In this research, we have combined PacBio long-read sequencing, Illumina short-read sequencing and Hi-C technology to generate a high-quality chromosome-level genome of the yellow-cheek carp (Fig. 1). Accordingly, we expect rapid progress in the genetics research of yellow-cheeked carp, and functional genes related to key economic traits of yellow-cheeked carp will continue to be discovered.

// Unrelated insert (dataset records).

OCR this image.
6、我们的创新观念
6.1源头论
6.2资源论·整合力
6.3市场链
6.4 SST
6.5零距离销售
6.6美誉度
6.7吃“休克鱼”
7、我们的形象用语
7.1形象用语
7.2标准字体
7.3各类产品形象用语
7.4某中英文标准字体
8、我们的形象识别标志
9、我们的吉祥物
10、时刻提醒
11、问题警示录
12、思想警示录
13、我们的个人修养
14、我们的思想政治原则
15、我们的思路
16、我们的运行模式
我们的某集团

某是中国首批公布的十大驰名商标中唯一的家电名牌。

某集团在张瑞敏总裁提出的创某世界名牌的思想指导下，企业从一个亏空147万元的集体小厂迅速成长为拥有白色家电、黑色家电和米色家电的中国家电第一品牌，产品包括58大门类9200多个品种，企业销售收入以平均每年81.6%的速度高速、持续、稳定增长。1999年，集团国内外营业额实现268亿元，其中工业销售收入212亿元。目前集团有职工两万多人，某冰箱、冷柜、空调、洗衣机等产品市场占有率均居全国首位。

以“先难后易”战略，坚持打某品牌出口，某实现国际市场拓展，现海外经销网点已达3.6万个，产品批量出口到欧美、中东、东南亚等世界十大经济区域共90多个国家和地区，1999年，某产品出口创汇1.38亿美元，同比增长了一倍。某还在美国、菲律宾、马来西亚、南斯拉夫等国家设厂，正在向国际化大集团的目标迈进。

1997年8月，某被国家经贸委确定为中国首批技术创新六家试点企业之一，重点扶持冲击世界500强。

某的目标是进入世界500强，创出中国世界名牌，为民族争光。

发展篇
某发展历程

The elucidation of the genome structures and functions will promote more in-depth research to better understand the genetic basis for the formation of important traits such as the carnivorous in yellow-cheeked carp, thereby making contributions to its resource protection, genetic selection and artificial breeding.

Fig. 1.

Fig. 1

Characterization of assembled yellow-cheek carp genome. Circos plot of the yellow-cheek carp genome, with visualization of gene density (1), TRP (2), LTR (3), SINE (4), LINE (5) and GC content (6) in order from outside to inside.

Methods

Sample collection and sequencing

An adult male yellow-cheek carp was collected from the Yangtze River in Wuhan, Hubei, China. High-quality genomic DNA was extracted from muscle by the CTAB method for Illumina sequencing, PacBio SMRT sequencing11 and Hi-C. The quality of the extracted DNA was assessed using agarose gel electrophoresis and NanoDrop Spectrophotometer (Thermo Fisher Scientific, USA), and quantified by a Qubit Fluorometer (Invitrogen, USA).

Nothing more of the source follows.